Ever notice how the Christmas spirit tends to disappear right after the holiday season is over? Gizmodo UK measured and visualized the “spirit of Christmas” using Spotify data. Gizmodo UK calls it the Christmas Index. It turns out Christmas music streaming actually peaks three days after Christmas Day, according to Gizmodo UK’s analysis.
Storybench spoke with James O’Malley, editor over Gizmodo UK, about the inspiration behind the project, “Data Reveals We Were Already Getting Sick Of Christmas By December 28th,” and how he analyzed and visualized Christmas songs from the Spotify API.
What was the thought process behind this piece?
I first started playing with the Spotify API late October and I saw that you could measure the popularity on each Spotify song from zero to a hundred. I thought then I could track that and see how it relates to Christmas songs before the days leading up to Christmas. Previously I had planned to use the Spotify API to analyze the ‘musicality’ of past Eurovision Song Contest winners and to try to determine a dataset that could describe what sort of musical attributes contribute to the popularity of the songs. Obviously, that was far too ambitious but this then led to me trying out the Christmas angle.
How does Gizmodo UK differ from Gizmodo US?
Gizmodo UK is operated under license. The company that runs Gizmodo UK is called Future Publishing who operate under license of Gizmodo US. We take content from Gizmodo US and pick out what is best or relevant for the British audience and add our own articles on top of it as well. My bosses trust me to know what is best or relevant to our British audience.
Can you tell me about the process of acquiring the data?
I’d like to think that our audience is a little bit like me. They’re a little bit nerdy, they like clever things and it’s the latitude of that and playing with the API that led to me there. Once I wrote the code, I tucked it away in a server in my house and left it running for a month or so. Basically, I wrote the code to extrapolate from the API in PHP. I found someone who had prewritten a code on Github for a Spotify API interface in PHP and then I looked over it and found that it was only 84 lines of code. So I was running it on my home server and had it trigger every half an hour and it would give the metadata of a playlist each time.
I used two popular Christmas playlists. One was more US-focused and the other was UK-focused. I wrote another little bit of code to drive the data back out again into Google sheets, summed it all up and turned it into the graphs you see in the article.
What were the tools used to visualize these data?
I used Google Sheets – the web tool. I took a screenshot of it and photoshopped and annotated it. I’m not a professional data journalist so this was the best way I could manage.
What was the main objective of this article besides confirming our suspicions about Christmas music?
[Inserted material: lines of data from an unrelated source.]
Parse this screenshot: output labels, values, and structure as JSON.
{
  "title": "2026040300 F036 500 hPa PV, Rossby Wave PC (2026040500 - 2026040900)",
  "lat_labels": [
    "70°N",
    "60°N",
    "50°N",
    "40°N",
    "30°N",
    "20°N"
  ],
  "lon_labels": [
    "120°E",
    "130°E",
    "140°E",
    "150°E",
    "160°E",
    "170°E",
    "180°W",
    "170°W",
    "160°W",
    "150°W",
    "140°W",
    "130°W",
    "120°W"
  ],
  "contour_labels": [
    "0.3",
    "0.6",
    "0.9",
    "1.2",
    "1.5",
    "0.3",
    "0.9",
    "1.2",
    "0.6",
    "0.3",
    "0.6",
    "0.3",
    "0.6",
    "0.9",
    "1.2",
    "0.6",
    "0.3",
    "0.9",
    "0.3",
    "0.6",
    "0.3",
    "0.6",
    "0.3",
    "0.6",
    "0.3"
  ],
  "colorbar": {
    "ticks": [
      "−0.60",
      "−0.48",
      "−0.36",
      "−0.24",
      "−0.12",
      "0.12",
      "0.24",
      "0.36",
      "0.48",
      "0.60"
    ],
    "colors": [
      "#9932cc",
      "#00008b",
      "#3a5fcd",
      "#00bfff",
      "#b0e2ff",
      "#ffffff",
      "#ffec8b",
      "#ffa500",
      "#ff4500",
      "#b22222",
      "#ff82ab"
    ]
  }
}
I’m always looking for something that can grab people’s attention. I was looking for a data-driven way to look at a problem that could be interesting. I was thinking that if Christmas peaked before Christmas that would be a very interesting thing to talk about and this was before I got any of the datasets and I thought that’d be a very interesting story.
Instead I found that Christmas spirit peaks three days later, and I still thought that’d be very interesting to talk about.
What were the biggest challenges of this project?
The biggest challenge was finding the Spotify API. I spent some time messing with data and learning along the way whilst swearing at the computer waiting for something to finally work.
Another challenge I faced was that my internet may have died and I lost a day’s worth of data. I was in Portugal at the time and I found out when I logged in from there. If I did it again I would definitely store everything on maybe an external server that didn’t rely on [my computer] remaining online.
Do you have any advice for journalists out there who are still unfamiliar with data gathering or data visualization?
I think learning to code is one of the most important things to know. But even knowing enough PHP to take a dataset and mess around with it is very useful and it is different from just having an Excel spreadsheet. A lot of the time you need to process and interpret data in a much more complex way.